Any information related to an identified or identifiable (living) natural person. This can include identifiers (name, identification number, location data, online identifier or a combination of identifiers) or factors specific to the physical, physiological, genetic, mental, economic, cultural or social identity of the person. Moreover, IP addresses, opinions, tweets, answers to questionnaires, etc. may also be personal data, either by itself or through a combination of one another.

Of note: as soon as you collect data related to a person that is identifiable, you are processing personal data. Additionally, pseudonymised data is still considered personal data. Read more in What are personal data?.

Any operation performed on personal data. This includes collection, storage, organisation, alteration, analysis, transcription, sharing, publishing, deletion, etc.

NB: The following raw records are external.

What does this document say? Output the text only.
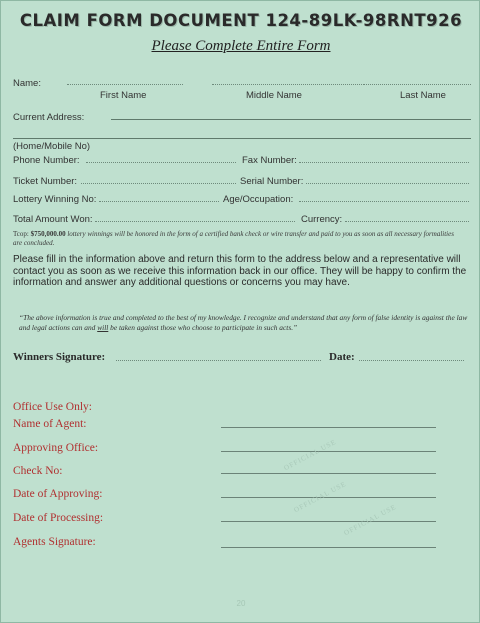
CLAIM FORM DOCUMENT 124-89LK-98RNT926
Please Complete Entire Form
Name:
First Name	Middle Name	Last Name
Current Address:
(Home/Mobile No)
Phone Number:	Fax Number:
Ticket Number:	Serial Number:
Lottery Winning No:	Age/Occupation:
Total Amount Won:	Currency:
Tcop: $750,000.00 lottery winnings will be honored in the form of a certified bank check or wire transfer and paid to you as soon as all necessary formalities are concluded.
Please fill in the information above and return this form to the address below and a representative will contact you as soon as we receive this information back in our office. They will be happy to confirm the information and answer any additional questions or concerns you may have.
“The above information is true and completed to the best of my knowledge. I recognize and understand that any form of false identity is against the law and legal actions can and will be taken against those who choose to participate in such acts.”
Winners Signature:	Date:
Office Use Only:
Name of Agent:
Approving Office:
Check No:
Date of Approving:
Date of Processing:
Agents Signature:
OFFICIAL USE
OFFICIAL USE
OFFICIAL USE
20
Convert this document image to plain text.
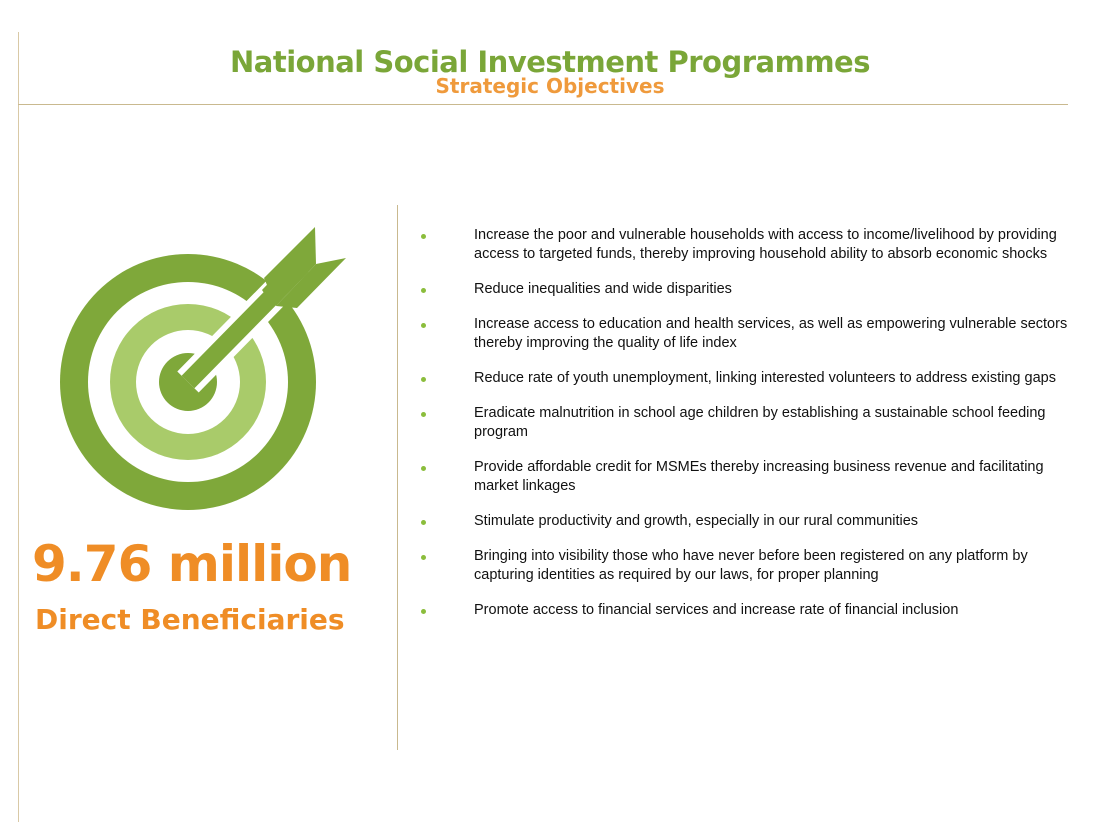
National Social Investment Programmes
Strategic Objectives
9.76 million
Direct Beneficiaries
Increase the poor and vulnerable households with access to income/livelihood by providing access to targeted funds, thereby improving household ability to absorb economic shocks
Reduce inequalities and wide disparities
Increase access to education and health services, as well as empowering vulnerable sectors thereby improving the quality of life index
Reduce rate of youth unemployment, linking interested volunteers to address existing gaps
Eradicate malnutrition in school age children by establishing a sustainable school feeding program
Provide affordable credit for MSMEs thereby increasing business revenue and facilitating market linkages
Stimulate productivity and growth, especially in our rural communities
Bringing into visibility those who have never before been registered on any platform by capturing identities as required by our laws, for proper planning
Promote access to financial services and increase rate of financial inclusion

A natural or legal entity that processes personal data on behalf of the controller. For example, when using a cloud transcription service, you often need to send personal data (e.g., an audio recording) to the transcription service for the purpose of your research, which is then fulfilling the role of processor. Other examples of processors are mailhouses used to send emails to data subjects, or Trusted Third Parties who hold the keyfile to link pseudonyms to personal data. When using such a third party, you must have a data processing agreement in place.

Pseudonymous data
Personal data that cannot lead to identification without additional information, such as a key file linking pseudonyms to names. This additional information should be kept separately and securely and makes for de-identification that is reversible. Data are sometimes pseudonymised by replacing direct identifiers (e.g., names) with a participant code (e.g., number). However, this may not always suffice, as sometimes it is still possible to identify participants indirectly (e.g., through linkage, inference or singling out). Importantly, pseudonymous data are still personal data and therefore must be handled in accordance with the GDPR.


Special categories of personal data
Any information pertaining to the data subject which reveals any of the below categories:
  • racial or ethnic origin
  • political opinions
  • religious or philosophical beliefs
  • trade union membership
  • genetic and biometric data when meant to uniquely identify someone
  • physical or mental health conditions
  • an individual’s sex life or sexual orientation
The processing of these categories of data is prohibited, unless one of the exceptions of article 9 applies. For example, an exception applies when:
  • the data subject has provided explicit consent to process these data for a specific purpose,
  • the data subject has made the data publicly available themselves,
  • processing is necessary for scientific research purposes and obtaining consent is impossible or would require an unreasonable amount of effort.

Contact your privacy officer if you wish to process special categories of personal data.


Third-country transfer
In legal terms, a transfer exists when personal data controlled by one party are accessible to another, irrespective of whether the data are physically sent to that party. An international/third-country transfer exists when the party that can potentially gain access is based in a country outside the European Economic Area (EEA) which does not have an adequacy decision from the European Commission.